Trials can make it seem like Jesus is unconcerned and, therefore, it is sometimes easy to resort to doubt or depression, panic or unrest... yet....
Jesus' calm is not callused
His composure is not cold-heartedness
His love and concern will never change

#10 (Lesson): Live life moment by moment - Be thankful for this moment of peace... don't live in the fear or worry of the next... like fretting about when she is going to stir, when the crying is going to start again, when I'm going to need to hop out of bed again, or when I am going to get everything done that needs to get done.


#11 (Lesson): Last year I read a book about the names of God that really grew me and one of the names I learned was Jehovah Rophe, which means "The Lord Heals". As I have journeyed through this season with Kaylee, this name has come to mind on multiple occasions, most often in moments when it seems like the Lord isn't healing physical burdens, which was often discouraging. But still, I let the name enter in because I knew I could choose to trust and dwell on it in hope as I saw slow progress towards healing. Yet, just as one issue would begin to resolve, it seemed as though another was on the rise. In the midst of this, I have realized that the Lord had other intentions in bringing Jehovah Rophe to mind. Yes, He can and was beginning to ease some of our physical struggles, but even if some of those burdens never cease, His true longing was to heal me in other ways and remind me to pray for this same healing in others. As this name came to mind, I began seeing a need to heal mentally, emotionally, and spiritually. I saw ugly wounds and scares caused by the doubt, anxiety, worry, complaining, and other baggage that had entered in and I needed healing from these things so that I could begin trusting Him in the physical trials. Sometimes wounds open back up but what I have learned is the Lord longs to be Jehovah Rophe.

#12 (Thought/Lesson): I always give Brandon a hard time for going on and on with a story while talking, but I guess when I type, I probably compare to him in my abilities to make a short blog long. :)
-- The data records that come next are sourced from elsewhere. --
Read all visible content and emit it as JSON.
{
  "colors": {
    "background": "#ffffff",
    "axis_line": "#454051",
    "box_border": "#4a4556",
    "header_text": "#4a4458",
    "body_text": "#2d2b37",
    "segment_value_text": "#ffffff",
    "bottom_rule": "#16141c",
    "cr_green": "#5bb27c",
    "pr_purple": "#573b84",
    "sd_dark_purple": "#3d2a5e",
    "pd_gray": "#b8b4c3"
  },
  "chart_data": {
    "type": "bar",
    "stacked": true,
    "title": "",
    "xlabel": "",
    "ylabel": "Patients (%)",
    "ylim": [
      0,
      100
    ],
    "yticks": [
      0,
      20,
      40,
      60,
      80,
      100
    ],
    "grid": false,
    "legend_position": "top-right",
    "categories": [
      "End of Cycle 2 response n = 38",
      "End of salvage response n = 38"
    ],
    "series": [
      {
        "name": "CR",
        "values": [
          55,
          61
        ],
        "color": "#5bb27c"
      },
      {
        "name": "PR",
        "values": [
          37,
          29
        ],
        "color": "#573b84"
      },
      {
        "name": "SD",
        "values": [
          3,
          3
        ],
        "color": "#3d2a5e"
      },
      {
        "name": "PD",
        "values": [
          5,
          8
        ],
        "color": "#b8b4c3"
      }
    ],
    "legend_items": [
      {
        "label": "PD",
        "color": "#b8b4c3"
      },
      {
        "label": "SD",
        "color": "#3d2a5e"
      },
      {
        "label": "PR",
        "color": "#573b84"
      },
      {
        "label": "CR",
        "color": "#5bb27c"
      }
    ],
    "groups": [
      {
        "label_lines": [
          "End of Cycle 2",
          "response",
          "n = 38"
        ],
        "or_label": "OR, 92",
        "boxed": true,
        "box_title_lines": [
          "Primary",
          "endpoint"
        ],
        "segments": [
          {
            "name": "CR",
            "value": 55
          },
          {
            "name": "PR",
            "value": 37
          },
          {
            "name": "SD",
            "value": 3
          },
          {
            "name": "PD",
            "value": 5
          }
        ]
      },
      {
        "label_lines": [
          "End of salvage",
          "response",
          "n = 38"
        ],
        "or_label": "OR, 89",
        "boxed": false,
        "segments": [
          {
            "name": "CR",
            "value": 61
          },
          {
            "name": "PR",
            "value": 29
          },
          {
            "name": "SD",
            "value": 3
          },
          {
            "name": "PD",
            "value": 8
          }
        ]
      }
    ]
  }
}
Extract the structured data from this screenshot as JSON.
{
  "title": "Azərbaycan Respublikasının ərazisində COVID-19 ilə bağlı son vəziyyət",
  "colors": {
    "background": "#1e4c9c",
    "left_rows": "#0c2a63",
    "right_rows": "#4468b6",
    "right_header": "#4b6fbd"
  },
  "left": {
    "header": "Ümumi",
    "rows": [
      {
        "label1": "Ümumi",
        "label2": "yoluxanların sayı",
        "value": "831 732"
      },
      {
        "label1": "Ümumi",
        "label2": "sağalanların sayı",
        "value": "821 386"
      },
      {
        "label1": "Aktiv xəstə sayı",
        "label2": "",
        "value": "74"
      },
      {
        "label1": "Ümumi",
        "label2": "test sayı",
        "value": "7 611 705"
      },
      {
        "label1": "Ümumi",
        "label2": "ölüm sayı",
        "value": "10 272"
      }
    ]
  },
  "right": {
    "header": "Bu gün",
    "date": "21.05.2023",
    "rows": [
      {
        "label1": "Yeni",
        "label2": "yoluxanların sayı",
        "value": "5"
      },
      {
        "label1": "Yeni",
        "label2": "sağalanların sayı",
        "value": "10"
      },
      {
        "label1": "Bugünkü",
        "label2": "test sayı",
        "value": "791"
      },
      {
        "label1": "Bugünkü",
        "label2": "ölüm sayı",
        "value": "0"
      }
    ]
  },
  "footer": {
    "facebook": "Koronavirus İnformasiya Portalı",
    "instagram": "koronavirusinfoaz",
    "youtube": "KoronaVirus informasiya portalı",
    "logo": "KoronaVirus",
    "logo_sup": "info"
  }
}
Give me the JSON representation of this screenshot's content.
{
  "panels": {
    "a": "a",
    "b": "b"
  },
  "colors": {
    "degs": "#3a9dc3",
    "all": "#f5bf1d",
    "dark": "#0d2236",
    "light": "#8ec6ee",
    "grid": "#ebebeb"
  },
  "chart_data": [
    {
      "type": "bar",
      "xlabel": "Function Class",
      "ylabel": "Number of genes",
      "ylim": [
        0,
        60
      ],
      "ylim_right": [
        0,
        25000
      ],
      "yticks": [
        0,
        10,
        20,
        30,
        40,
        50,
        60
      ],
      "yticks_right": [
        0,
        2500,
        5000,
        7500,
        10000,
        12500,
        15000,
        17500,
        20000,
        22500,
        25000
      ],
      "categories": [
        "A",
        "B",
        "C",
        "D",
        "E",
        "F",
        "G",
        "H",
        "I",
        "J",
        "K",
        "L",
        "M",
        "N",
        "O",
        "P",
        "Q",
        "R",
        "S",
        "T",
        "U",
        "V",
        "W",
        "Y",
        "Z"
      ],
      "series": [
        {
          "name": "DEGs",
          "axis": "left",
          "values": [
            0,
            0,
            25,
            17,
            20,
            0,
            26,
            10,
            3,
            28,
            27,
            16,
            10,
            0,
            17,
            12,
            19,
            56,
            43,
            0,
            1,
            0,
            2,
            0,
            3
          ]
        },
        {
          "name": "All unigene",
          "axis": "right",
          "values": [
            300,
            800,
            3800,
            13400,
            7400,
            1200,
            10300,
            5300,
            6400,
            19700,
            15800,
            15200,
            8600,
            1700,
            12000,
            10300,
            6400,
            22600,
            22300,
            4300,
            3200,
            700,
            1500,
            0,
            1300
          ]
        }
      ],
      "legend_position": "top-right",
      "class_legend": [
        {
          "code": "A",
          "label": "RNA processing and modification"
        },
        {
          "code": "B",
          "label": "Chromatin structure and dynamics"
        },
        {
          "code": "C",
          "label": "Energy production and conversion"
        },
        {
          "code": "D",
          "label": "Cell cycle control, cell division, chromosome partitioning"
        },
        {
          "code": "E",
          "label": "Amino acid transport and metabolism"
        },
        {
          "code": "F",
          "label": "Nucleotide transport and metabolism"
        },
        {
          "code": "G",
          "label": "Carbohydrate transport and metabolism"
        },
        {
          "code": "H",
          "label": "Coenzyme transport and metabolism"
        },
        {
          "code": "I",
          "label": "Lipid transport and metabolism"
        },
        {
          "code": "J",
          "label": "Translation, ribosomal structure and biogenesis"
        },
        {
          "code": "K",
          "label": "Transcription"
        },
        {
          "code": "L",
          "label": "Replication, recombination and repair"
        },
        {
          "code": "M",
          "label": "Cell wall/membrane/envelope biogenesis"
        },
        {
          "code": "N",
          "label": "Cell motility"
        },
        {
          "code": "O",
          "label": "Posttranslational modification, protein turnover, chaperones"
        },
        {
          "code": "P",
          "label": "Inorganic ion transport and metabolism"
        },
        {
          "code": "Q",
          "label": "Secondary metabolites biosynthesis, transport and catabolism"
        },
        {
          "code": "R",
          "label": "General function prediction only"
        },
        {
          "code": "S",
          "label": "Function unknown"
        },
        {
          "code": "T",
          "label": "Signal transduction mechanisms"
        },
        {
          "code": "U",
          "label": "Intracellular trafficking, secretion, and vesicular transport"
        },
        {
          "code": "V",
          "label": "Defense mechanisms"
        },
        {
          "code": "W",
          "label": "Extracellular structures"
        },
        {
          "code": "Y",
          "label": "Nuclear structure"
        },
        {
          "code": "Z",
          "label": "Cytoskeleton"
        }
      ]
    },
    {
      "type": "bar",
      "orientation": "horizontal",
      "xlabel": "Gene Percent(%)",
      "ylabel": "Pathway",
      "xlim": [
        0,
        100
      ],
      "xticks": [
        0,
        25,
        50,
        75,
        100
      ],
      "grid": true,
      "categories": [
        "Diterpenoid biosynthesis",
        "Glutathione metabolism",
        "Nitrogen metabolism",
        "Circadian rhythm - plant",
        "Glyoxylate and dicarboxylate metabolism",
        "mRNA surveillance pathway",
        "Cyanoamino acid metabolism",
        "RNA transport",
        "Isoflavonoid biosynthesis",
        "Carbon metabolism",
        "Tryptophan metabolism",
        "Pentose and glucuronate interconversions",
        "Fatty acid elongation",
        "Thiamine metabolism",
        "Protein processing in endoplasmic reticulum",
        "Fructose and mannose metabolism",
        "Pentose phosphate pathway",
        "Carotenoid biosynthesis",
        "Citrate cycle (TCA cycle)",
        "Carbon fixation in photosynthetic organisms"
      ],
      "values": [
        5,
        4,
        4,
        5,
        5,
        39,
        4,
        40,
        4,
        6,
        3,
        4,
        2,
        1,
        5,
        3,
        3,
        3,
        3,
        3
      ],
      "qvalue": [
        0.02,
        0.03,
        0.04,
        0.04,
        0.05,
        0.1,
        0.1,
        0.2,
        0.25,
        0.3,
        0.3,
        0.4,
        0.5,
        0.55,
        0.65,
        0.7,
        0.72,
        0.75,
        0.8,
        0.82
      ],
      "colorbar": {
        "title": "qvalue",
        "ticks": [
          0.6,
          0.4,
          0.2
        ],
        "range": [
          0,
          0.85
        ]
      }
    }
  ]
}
#13 (Request): Lastly, please pray...
...that Brandon and I would continue to grow together and grow in our love and appreciation of one another as we face the challenges and joys of a raising little Kaylee.
...that God would grant us wisdom, grace, and joy in our efforts to help Kaylee.
...that I would continue to grow in learning to be thankful and obedient instead of becoming critical or discouraged.